As discussed in the previous post, there was a significant temperature lapse rate (the rate that the temperature decreases with height). In this case, there was significant instability present, and this aided in convection over the relatively warm lake waters. In the lake-land diagram above, we note the moisture flux from the warm lake waters into the extremely cold air above it. We see often see this on very cold days, when a cold steam or low fog forms over relatively warm, open bodies of water (such as swimming pools, ponds, and lakes). As a very long fetch of extremely cold air flows lengthwise over a large and relatively warm lake, the fetch consumes an enormous amount of warm moisture, which further destabilizes the atmosphere, and generates convection. As those convective plumes develop within the fetch move over the lake, the upward forcing is further enhanced through frictional convergence and upslope over the land. All of these contributed to the enormous snowfall rates of 3 to 5 inches per hour during this recent event. In fact, lightning and thunder were also reported, and were caused by the convective component. So how do we estimate the snow-liquid ratio? Most of the rain/snow gauges in the area are covered in snow and cannot assist us in our endeavor to determine the ratio. So, we must go back to the DGZ and look at the temperature profile.

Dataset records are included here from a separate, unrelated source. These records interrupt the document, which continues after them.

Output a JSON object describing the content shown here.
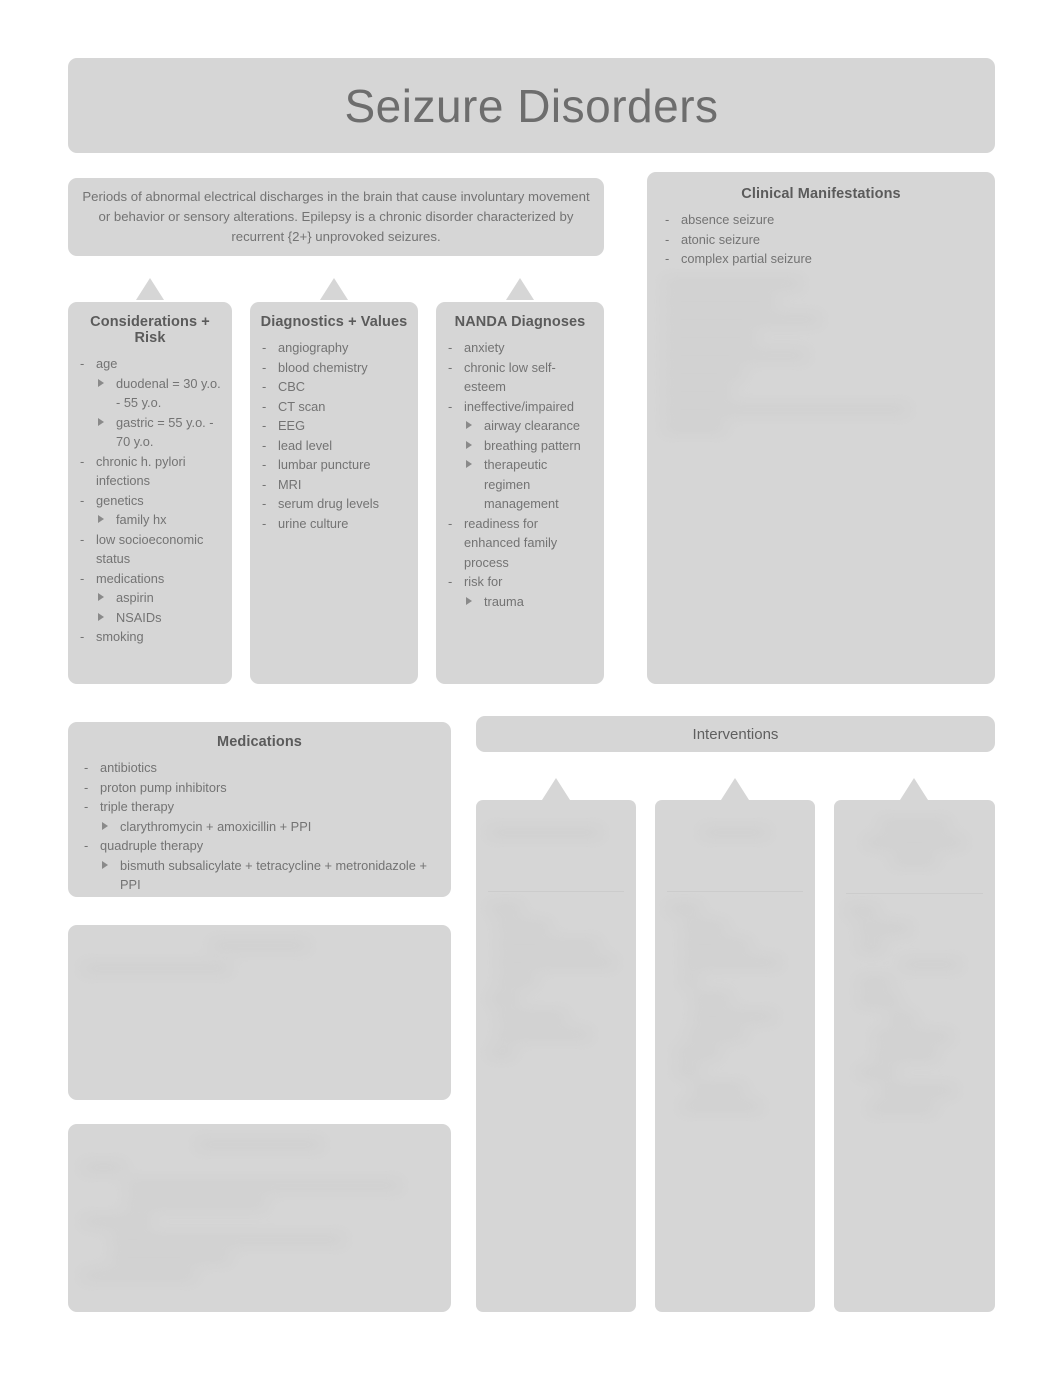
{
  "title": "Seizure Disorders",
  "description": "Periods of abnormal electrical discharges in the brain that cause involuntary movement or behavior or sensory alterations.  Epilepsy is a chronic disorder characterized by recurrent {2+} unprovoked seizures.",
  "clinical": {
    "heading": "Clinical Manifestations",
    "items": [
      "absence seizure",
      "atonic seizure",
      "complex partial seizure"
    ],
    "redacted_note": "(remaining items illegible / blurred)"
  },
  "considerations": {
    "heading": "Considerations + Risk",
    "items": [
      {
        "text": "age",
        "sub": [
          "duodenal = 30 y.o. - 55 y.o.",
          "gastric = 55 y.o. - 70 y.o."
        ]
      },
      {
        "text": "chronic h. pylori infections",
        "sub": []
      },
      {
        "text": "genetics",
        "sub": [
          "family hx"
        ]
      },
      {
        "text": "low socioeconomic status",
        "sub": []
      },
      {
        "text": "medications",
        "sub": [
          "aspirin",
          "NSAIDs"
        ]
      },
      {
        "text": "smoking",
        "sub": []
      }
    ]
  },
  "diagnostics": {
    "heading": "Diagnostics + Values",
    "items": [
      {
        "text": "angiography",
        "sub": []
      },
      {
        "text": "blood chemistry",
        "sub": []
      },
      {
        "text": "CBC",
        "sub": []
      },
      {
        "text": "CT scan",
        "sub": []
      },
      {
        "text": "EEG",
        "sub": []
      },
      {
        "text": "lead level",
        "sub": []
      },
      {
        "text": "lumbar puncture",
        "sub": []
      },
      {
        "text": "MRI",
        "sub": []
      },
      {
        "text": "serum drug levels",
        "sub": []
      },
      {
        "text": "urine culture",
        "sub": []
      }
    ]
  },
  "nanda": {
    "heading": "NANDA Diagnoses",
    "items": [
      {
        "text": "anxiety",
        "sub": []
      },
      {
        "text": "chronic low self-esteem",
        "sub": []
      },
      {
        "text": "ineffective/impaired",
        "sub": [
          "airway clearance",
          "breathing pattern",
          "therapeutic regimen management"
        ]
      },
      {
        "text": "readiness for enhanced family process",
        "sub": []
      },
      {
        "text": "risk for",
        "sub": [
          "trauma"
        ]
      }
    ]
  },
  "medications": {
    "heading": "Medications",
    "items": [
      {
        "text": "antibiotics",
        "sub": []
      },
      {
        "text": "proton pump inhibitors",
        "sub": []
      },
      {
        "text": "triple therapy",
        "sub": [
          "clarythromycin + amoxicillin + PPI"
        ]
      },
      {
        "text": "quadruple therapy",
        "sub": [
          "bismuth subsalicylate + tetracycline + metronidazole + PPI"
        ]
      }
    ]
  },
  "interventions": {
    "heading": "Interventions",
    "columns": [
      {
        "heading": "",
        "items": []
      },
      {
        "heading": "",
        "items": []
      },
      {
        "heading": "",
        "items": []
      }
    ]
  },
  "blurred_cards": [
    {
      "heading": "",
      "items": []
    },
    {
      "heading": "",
      "items": []
    }
  ],
  "colors": {
    "page_background": "#ffffff",
    "card_background": "#d6d6d6",
    "title_text": "#6d6d6d",
    "heading_text": "#5b5b5b",
    "body_text": "#737373"
  }
}
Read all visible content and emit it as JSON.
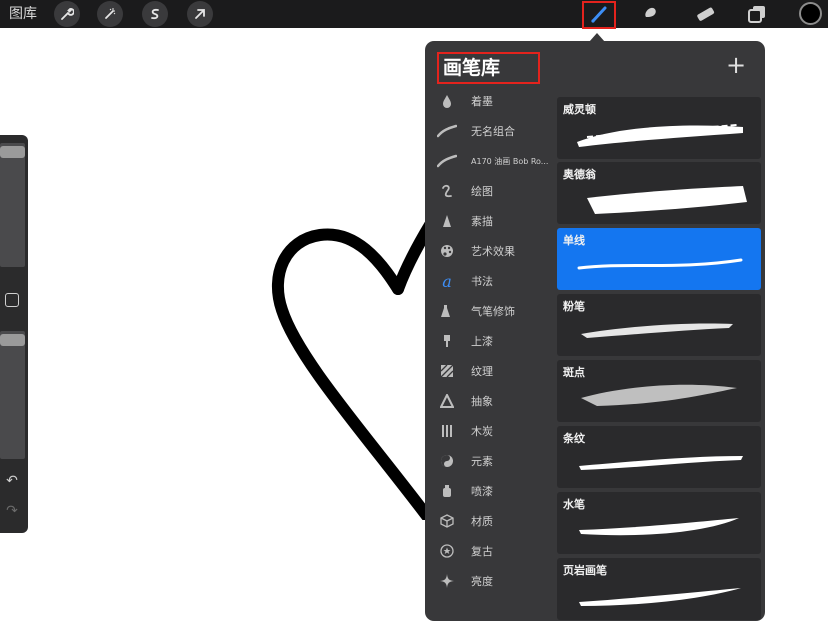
{
  "topbar": {
    "gallery_label": "图库",
    "left_tools": [
      "wrench-icon",
      "magic-wand-icon",
      "selection-icon",
      "transform-arrow-icon"
    ],
    "right_tools": [
      "brush-icon",
      "smudge-icon",
      "eraser-icon",
      "layers-icon"
    ],
    "current_color": "#000000",
    "highlight_color": "#e4231d"
  },
  "sidebar": {
    "buttons": [
      "modifier-square-icon",
      "undo-icon",
      "redo-icon"
    ]
  },
  "brush_library": {
    "title": "画笔库",
    "add_label": "+",
    "sets": [
      {
        "label": "着墨",
        "icon": "ink-drop-icon"
      },
      {
        "label": "无名组合",
        "icon": "stroke-icon"
      },
      {
        "label": "A170 油画 Bob Ro...",
        "icon": "stroke-icon"
      },
      {
        "label": "绘图",
        "icon": "squiggle-icon"
      },
      {
        "label": "素描",
        "icon": "pencil-tip-icon"
      },
      {
        "label": "艺术效果",
        "icon": "palette-icon"
      },
      {
        "label": "书法",
        "icon": "calligraphy-a-icon"
      },
      {
        "label": "气笔修饰",
        "icon": "airbrush-icon"
      },
      {
        "label": "上漆",
        "icon": "paint-brush-icon"
      },
      {
        "label": "纹理",
        "icon": "texture-icon"
      },
      {
        "label": "抽象",
        "icon": "triangle-icon"
      },
      {
        "label": "木炭",
        "icon": "charcoal-icon"
      },
      {
        "label": "元素",
        "icon": "yin-yang-icon"
      },
      {
        "label": "喷漆",
        "icon": "spray-can-icon"
      },
      {
        "label": "材质",
        "icon": "cube-icon"
      },
      {
        "label": "复古",
        "icon": "star-badge-icon"
      },
      {
        "label": "亮度",
        "icon": "sparkle-icon"
      }
    ],
    "brushes": [
      {
        "name": "威灵顿",
        "selected": false
      },
      {
        "name": "奥德翁",
        "selected": false
      },
      {
        "name": "单线",
        "selected": true
      },
      {
        "name": "粉笔",
        "selected": false
      },
      {
        "name": "斑点",
        "selected": false
      },
      {
        "name": "条纹",
        "selected": false
      },
      {
        "name": "水笔",
        "selected": false
      },
      {
        "name": "页岩画笔",
        "selected": false
      }
    ],
    "selected_color": "#1476f0"
  }
}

Upper-Air Data During the Historic Lake-Effect Snow Event
Let’s take a look at the sounding on Tuesday evening (November 18, 2014) when the lake-effect snow event was at its peak (below). At this time, the DGZ was from approximately 850 mb to 700 mb, with a minimum temperature in that layer of approximately -15ºC at 725 mb. The average temperature in this layer appears to be around -10ºC. Using -10ºC as the reference temperature for this event (again, this is only a snapshot at one point in time/space). Referring to the chart above, we can conclude that snow-to-liquid ratios were on the order of 10-to-1 (10 inches of snow per 1 inch of liquid equivalent). This ratio is important because it gives us a rough idea of how much liquid is in the snow. In this case, a 10:1 ratio signifies that for every 10 inches of snow, there is one inch of water. In the areas that received 70 inches or more of snow, this equates to 7+ inches of liquid equivalent. Because of this, there is some concern of flooding once the snow begins to melt. I stress again that this is a computation made from a single snapshot (sounding). For us to really know the liquid equivalent we’d either have to melt a volume of snow in a controlled setting or perform a complete analysis by integrating the thermodynamic profile over the duration of the event (to account for changes in temperature/moisture, etc. as the event evolved).